『拡散疲労法』

やましん(テンパー)

『拡散疲労法』

 

『これも、壮大な、フィクションであり、ジョークであります。』



        



 それは、『だじゃれ禁止法』のどさくさに紛れて成立した、もうひとつの法律だった。


 正式には『国民間の精神的肉体的経済的な疲労を拡散させ、国民生活をさらに安定させる法律』である。


 むかしの、アニメの武器をイメージして、『拡散疲労法』という、略称が広まったらしい。『疲労拡散法』が、正規の略称である。


 ま、なんとなく、良さそうな法律だったが、実はかなり恐ろしいものだった。


 つまり、国民の精神的肉体的な、さらに、経済的な疲労を、広く行き渡らせ、中央政府に反抗できないくらいに、広く疲労をなだらかに積み上げるのが、目的であった。つまり、むかしの参勤交代みたいなものである。


 ただし、だから、当然抜け道があり、富豪などは、結局、すり抜けられるようになっている。

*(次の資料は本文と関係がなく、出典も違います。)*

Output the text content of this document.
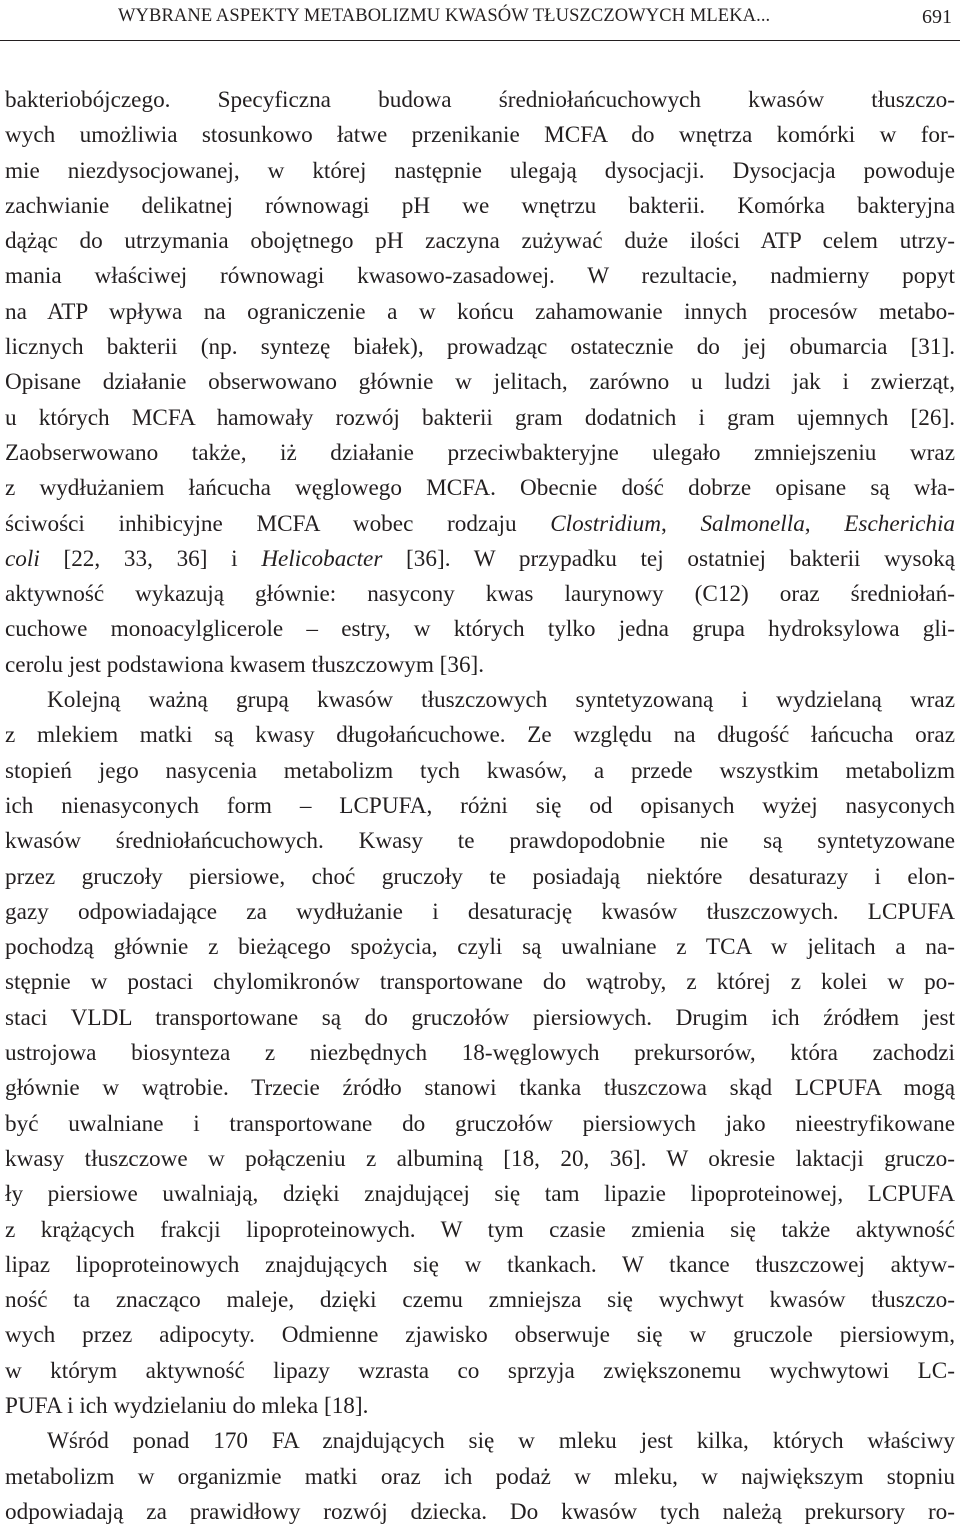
WYBRANE ASPEKTY METABOLIZMU KWASÓW TŁUSZCZOWYCH MLEKA...	691
bakteriobójczego. Specyficzna budowa średniołańcuchowych kwasów tłuszczo-
wych umożliwia stosunkowo łatwe przenikanie MCFA do wnętrza komórki w for-
mie niezdysocjowanej, w której następnie ulegają dysocjacji. Dysocjacja powoduje
zachwianie delikatnej równowagi pH we wnętrzu bakterii. Komórka bakteryjna
dążąc do utrzymania obojętnego pH zaczyna zużywać duże ilości ATP celem utrzy-
mania właściwej równowagi kwasowo-zasadowej. W rezultacie, nadmierny popyt
na ATP wpływa na ograniczenie a w końcu zahamowanie innych procesów metabo-
licznych bakterii (np. syntezę białek), prowadząc ostatecznie do jej obumarcia [31].
Opisane działanie obserwowano głównie w jelitach, zarówno u ludzi jak i zwierząt,
u których MCFA hamowały rozwój bakterii gram dodatnich i gram ujemnych [26].
Zaobserwowano także, iż działanie przeciwbakteryjne ulegało zmniejszeniu wraz
z wydłużaniem łańcucha węglowego MCFA. Obecnie dość dobrze opisane są wła-
ściwości inhibicyjne MCFA wobec rodzaju Clostridium, Salmonella, Escherichia
coli [22, 33, 36] i Helicobacter [36]. W przypadku tej ostatniej bakterii wysoką
aktywność wykazują głównie: nasycony kwas laurynowy (C12) oraz średniołań-
cuchowe monoacylglicerole – estry, w których tylko jedna grupa hydroksylowa gli-
cerolu jest podstawiona kwasem tłuszczowym [36].
Kolejną ważną grupą kwasów tłuszczowych syntetyzowaną i wydzielaną wraz
z mlekiem matki są kwasy długołańcuchowe. Ze względu na długość łańcucha oraz
stopień jego nasycenia metabolizm tych kwasów, a przede wszystkim metabolizm
ich nienasyconych form – LCPUFA, różni się od opisanych wyżej nasyconych
kwasów średniołańcuchowych. Kwasy te prawdopodobnie nie są syntetyzowane
przez gruczoły piersiowe, choć gruczoły te posiadają niektóre desaturazy i elon-
gazy odpowiadające za wydłużanie i desaturację kwasów tłuszczowych. LCPUFA
pochodzą głównie z bieżącego spożycia, czyli są uwalniane z TCA w jelitach a na-
stępnie w postaci chylomikronów transportowane do wątroby, z której z kolei w po-
staci VLDL transportowane są do gruczołów piersiowych. Drugim ich źródłem jest
ustrojowa biosynteza z niezbędnych 18-węglowych prekursorów, która zachodzi
głównie w wątrobie. Trzecie źródło stanowi tkanka tłuszczowa skąd LCPUFA mogą
być uwalniane i transportowane do gruczołów piersiowych jako nieestryfikowane
kwasy tłuszczowe w połączeniu z albuminą [18, 20, 36]. W okresie laktacji gruczo-
ły piersiowe uwalniają, dzięki znajdującej się tam lipazie lipoproteinowej, LCPUFA
z krążących frakcji lipoproteinowych. W tym czasie zmienia się także aktywność
lipaz lipoproteinowych znajdujących się w tkankach. W tkance tłuszczowej aktyw-
ność ta znacząco maleje, dzięki czemu zmniejsza się wychwyt kwasów tłuszczo-
wych przez adipocyty. Odmienne zjawisko obserwuje się w gruczole piersiowym,
w którym aktywność lipazy wzrasta co sprzyja zwiększonemu wychwytowi LC-
PUFA i ich wydzielaniu do mleka [18].
Wśród ponad 170 FA znajdujących się w mleku jest kilka, których właściwy
metabolizm w organizmie matki oraz ich podaż w mleku, w największym stopniu
odpowiadają za prawidłowy rozwój dziecka. Do kwasów tych należą prekursory ro-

 使い方による『だじゃれ禁止法』より、もっと過激なのだが、そちらに注目が集まるなかで、なぜか出来てしまったのである。


 一番の目玉は、『疲労公正税』であった。


 国民から、広く税として徴収し、さらに、足りないところに振り分ける。


 この、振り分け方が、よくわからないことになっていた。


 『疲労公正配分独立企業体』とかいうのが、配分を行うことになっていた。


 社長さんは、未知の人物である。



    😉😆😄😊😋😁😂😘😍😚

   

 

 それから、300年。


 国内の人類は、二分割されていた。


 沢山の疲労と、リスクを一手に引き受ける代わりに、富と豊かな生活をする、ごく少数の、ハイソサエチー。

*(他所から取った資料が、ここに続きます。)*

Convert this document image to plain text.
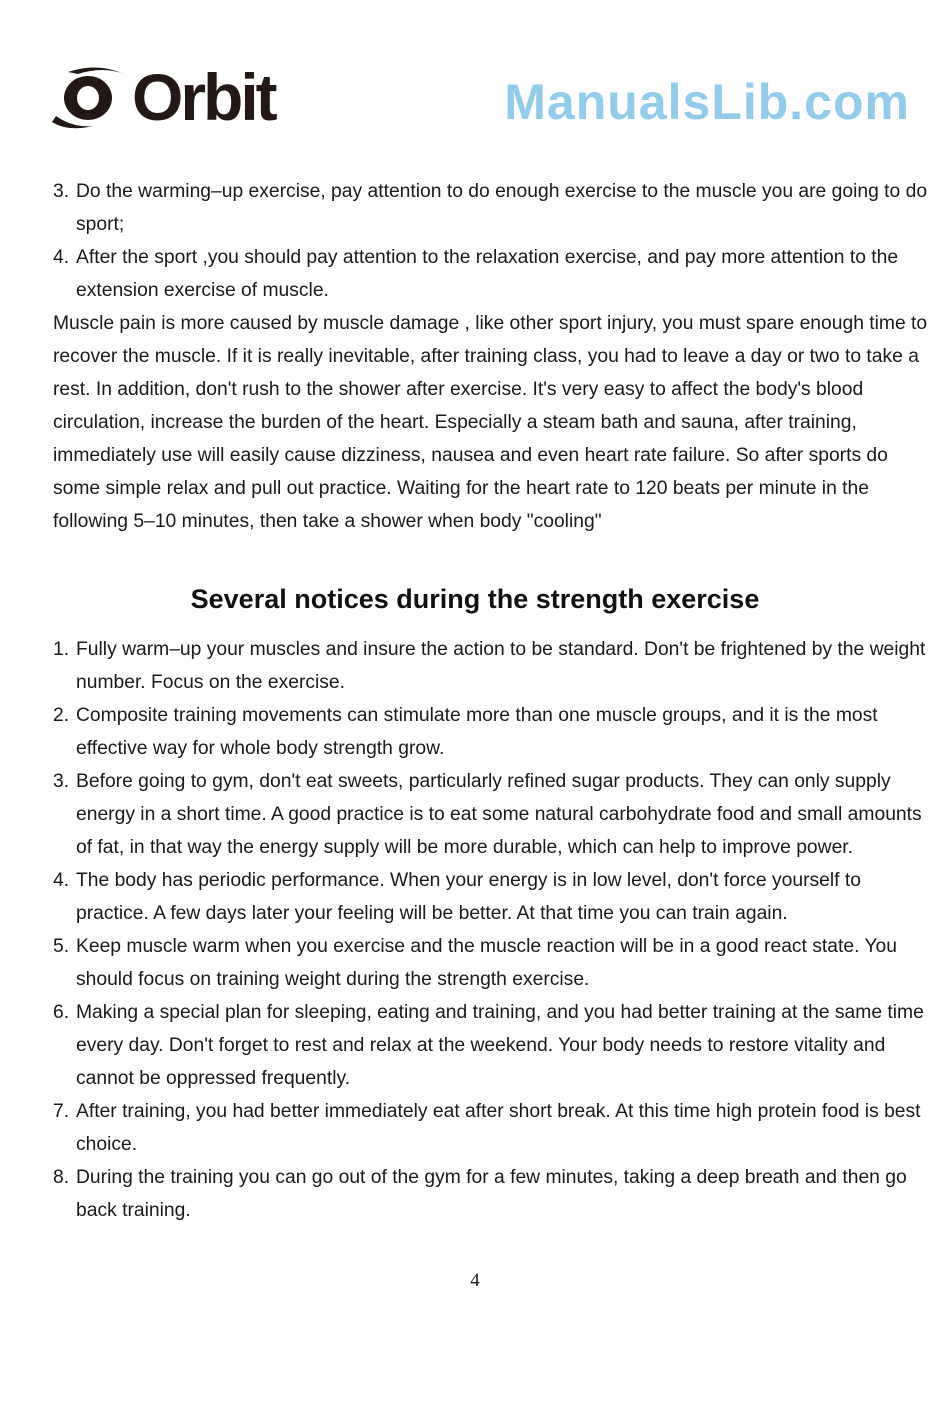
Orbit	ManualsLib.com
3. Do the warming–up exercise, pay attention to do enough exercise to the muscle you are going to do sport;
4. After the sport ,you should pay attention to the relaxation exercise, and pay more attention to the extension exercise of muscle.

Muscle pain is more caused by muscle damage , like other sport injury, you must spare enough time to recover the muscle. If it is really inevitable, after training class, you had to leave a day or two to take a rest. In addition, don't rush to the shower after exercise. It's very easy to affect the body's blood circulation, increase the burden of the heart. Especially a steam bath and sauna, after training, immediately use will easily cause dizziness, nausea and even heart rate failure. So after sports do some simple relax and pull out practice. Waiting for the heart rate to 120 beats per minute in the following 5–10 minutes, then take a shower when body "cooling"

Several notices during the strength exercise
1. Fully warm–up your muscles and insure the action to be standard. Don't be frightened by the weight number. Focus on the exercise.
2. Composite training movements can stimulate more than one muscle groups, and it is the most effective way for whole body strength grow.
3. Before going to gym, don't eat sweets, particularly refined sugar products. They can only supply energy in a short time. A good practice is to eat some natural carbohydrate food and small amounts of fat, in that way the energy supply will be more durable, which can help to improve power.
4. The body has periodic performance. When your energy is in low level, don't force yourself to practice. A few days later your feeling will be better. At that time you can train again.
5. Keep muscle warm when you exercise and the muscle reaction will be in a good react state. You should focus on training weight during the strength exercise.
6. Making a special plan for sleeping, eating and training, and you had better training at the same time every day. Don't forget to rest and relax at the weekend. Your body needs to restore vitality and cannot be oppressed frequently.
7. After training, you had better immediately eat after short break. At this time high protein food is best choice.
8. During the training you can go out of the gym for a few minutes, taking a deep breath and then go back training.
4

 憲法に守られて、必要最低限以上の生活は必ず維持できるが、原則的に、いつまでもそのままの、アンダーソサエチー。


 それをつなぐのが、高度AIさんであった。


 かれらは、大概の事業を取り仕切っていて、人間の必要性は、もはや、なかったのである。

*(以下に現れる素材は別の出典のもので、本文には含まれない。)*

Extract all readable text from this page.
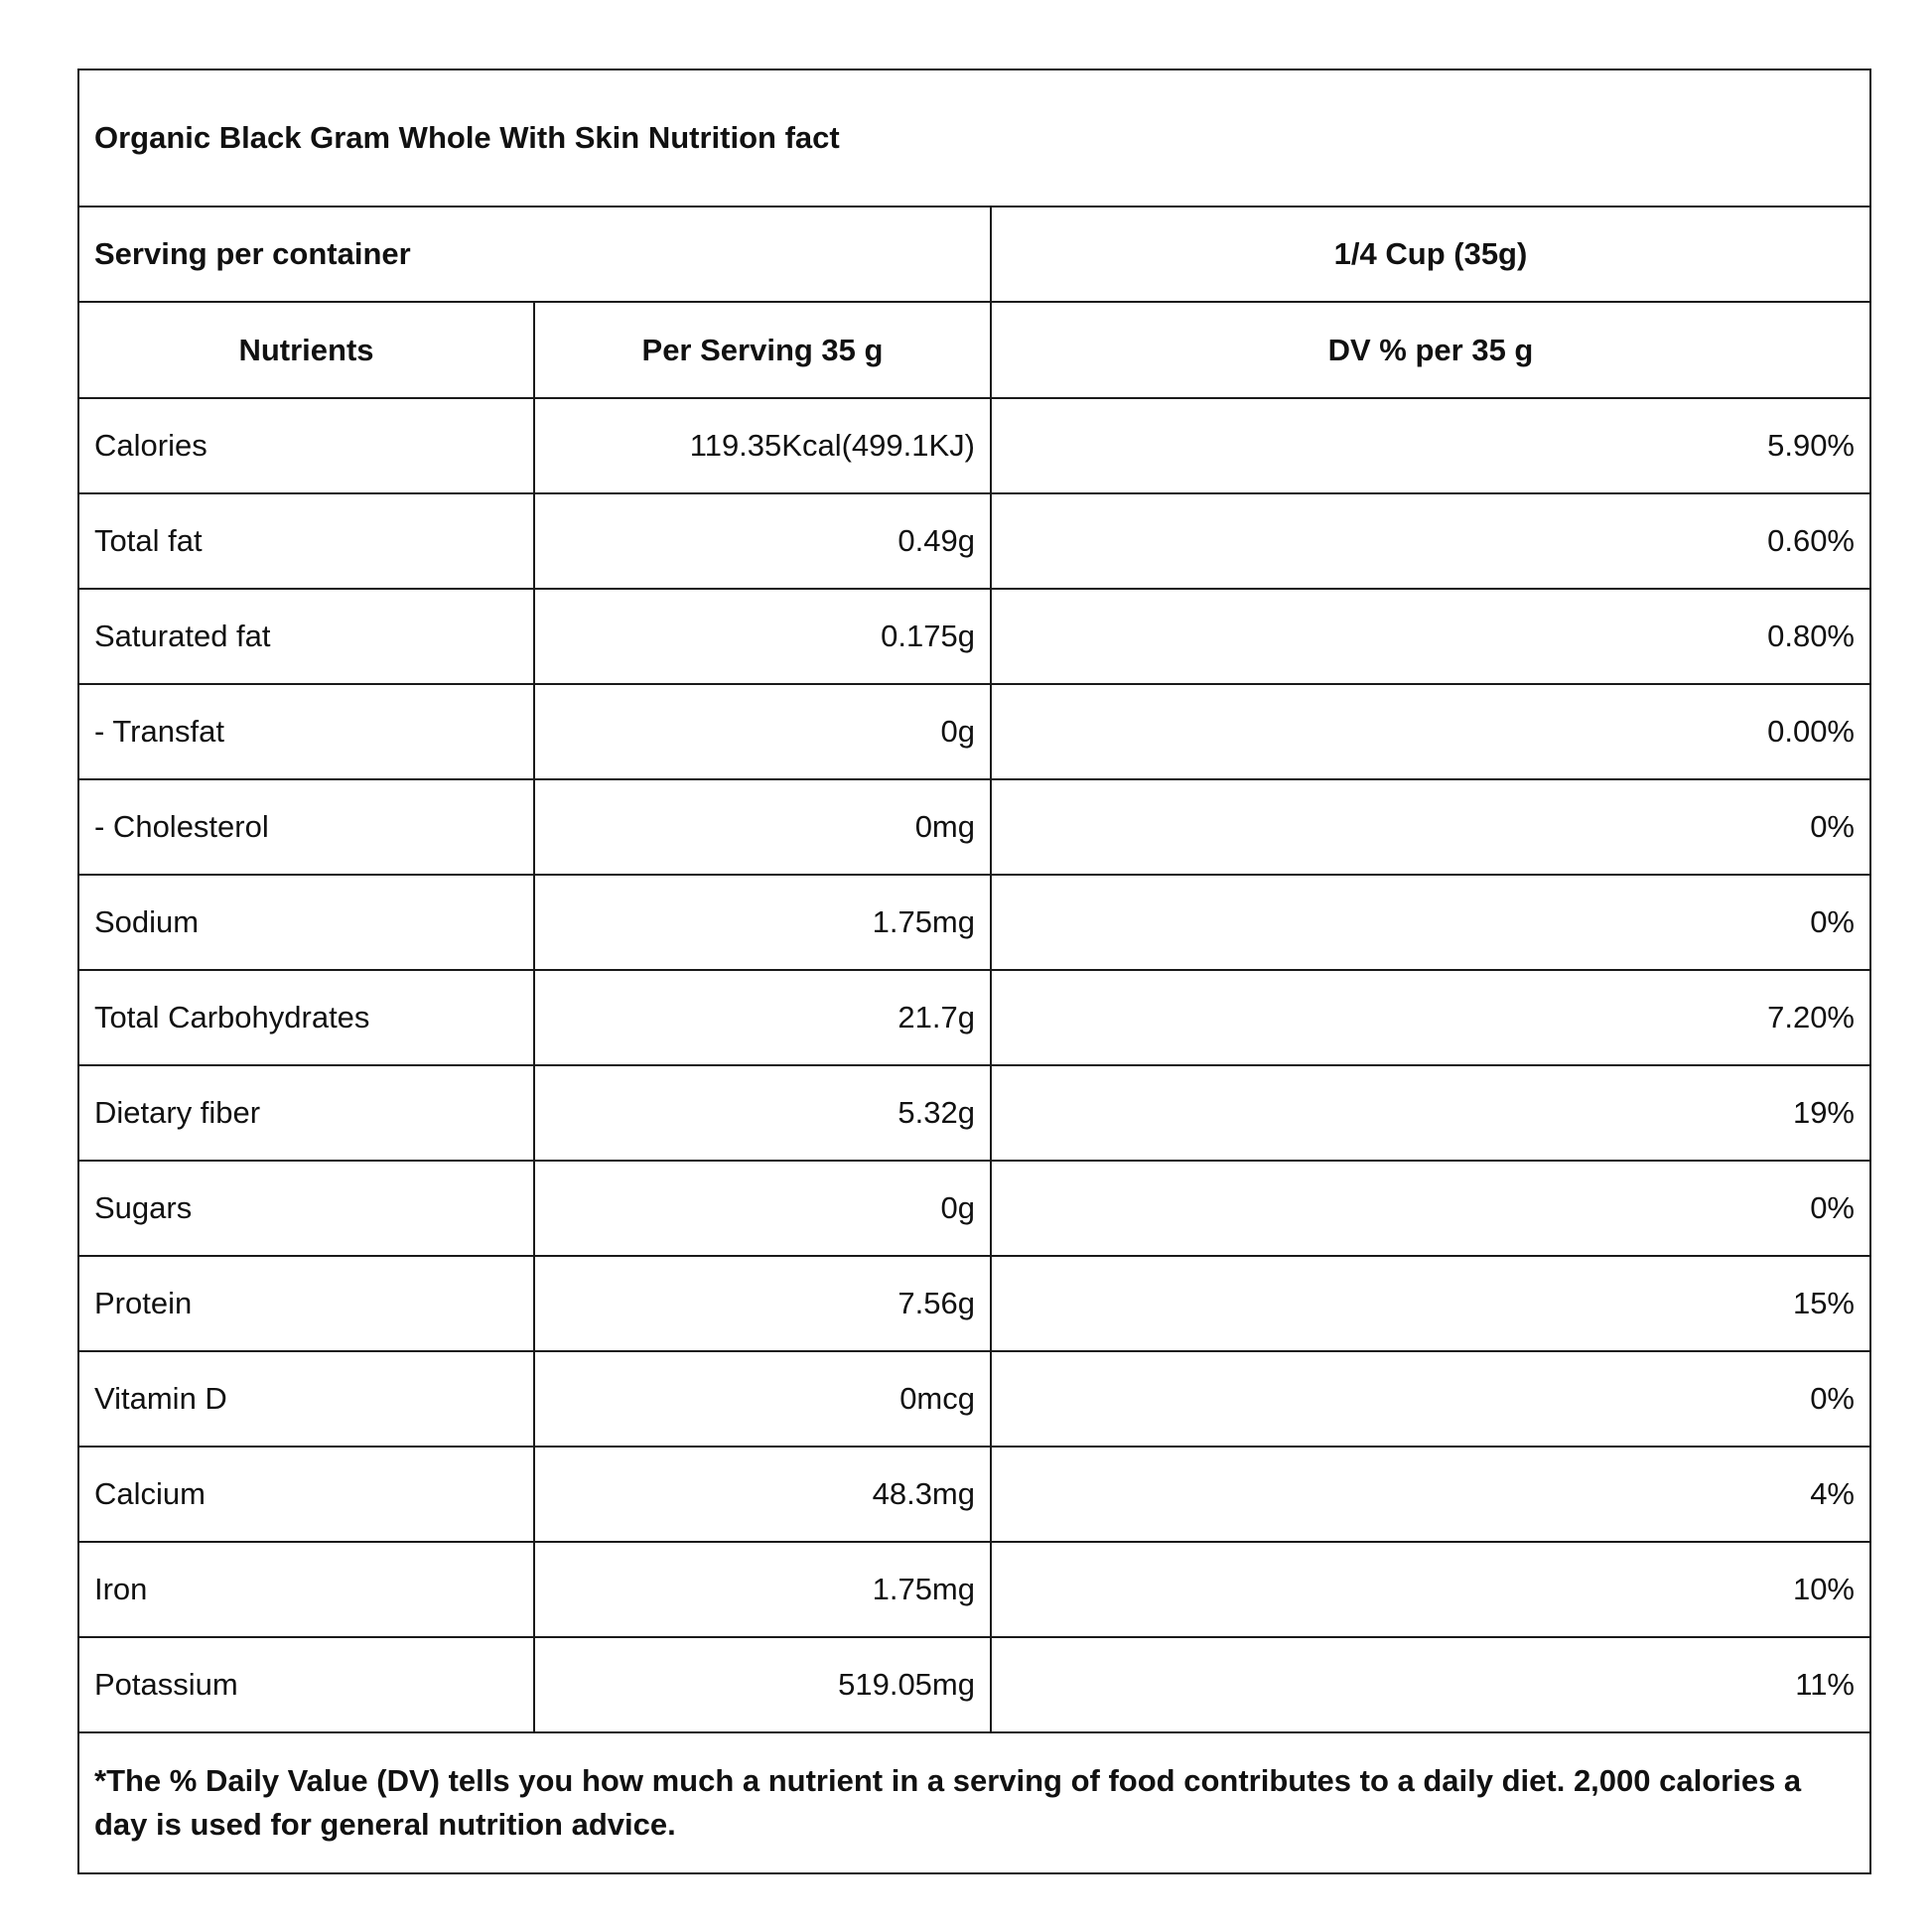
Organic Black Gram Whole With Skin Nutrition fact		
Serving per container		1/4 Cup (35g)
Nutrients	Per Serving 35 g	DV % per 35 g
Calories	119.35Kcal(499.1KJ)	5.90%
Total fat	0.49g	0.60%
Saturated fat	0.175g	0.80%
- Transfat	0g	0.00%
- Cholesterol	0mg	0%
Sodium	1.75mg	0%
Total Carbohydrates	21.7g	7.20%
Dietary fiber	5.32g	19%
Sugars	0g	0%
Protein	7.56g	15%
Vitamin D	0mcg	0%
Calcium	48.3mg	4%
Iron	1.75mg	10%
Potassium	519.05mg	11%
*The % Daily Value (DV) tells you how much a nutrient in a serving of food contributes to a daily diet. 2,000 calories a day is used for general nutrition advice.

 ハイソサエチーは、一部の代官以外は、みな、ニュートウキョウに住む。


 ニュートウキョウの周囲には、美しい自然が広がる大緩衝地帯がある。


 じつは、富士山の大噴火により、廃墟になった地域に、新しいテクノロジーで作ったのだ。


 ニュートウキョウは、常に全体が半分空中に浮いていて、地震などの影響は受けない。


 エネルギーは、太陽と海から得ている。 


 また富士山の大噴火があっても、影響は最低になるようにされている。


 いざとなれば、房総半島を超えて、太平洋側に移動も出来る。


 290年前の、2回に渡る大震災と大噴火で、旧トウキョウは壊滅したのである。


 ニュートウキョウは、その廃墟の上に成り立っていた。


 


    😫😭😢😠😡😜😝😪😤😷


 

 しかし、それらも、夢のように過ぎ去り、現在は、何も残っていない。


 列島は、引き裂かれながら、また、大陸に吸収されそうになっていた。


 人類は残っていなかった。


 宇宙に移住することも、結果的には、出来なかったようである。


 月や火星に、小さな移住地はできたが、長くは残らなかった。


 

 必ずや生き残るだろうと言われていたごき属は、人類滅亡のしばらくあと、一部地域を除き、絶滅した。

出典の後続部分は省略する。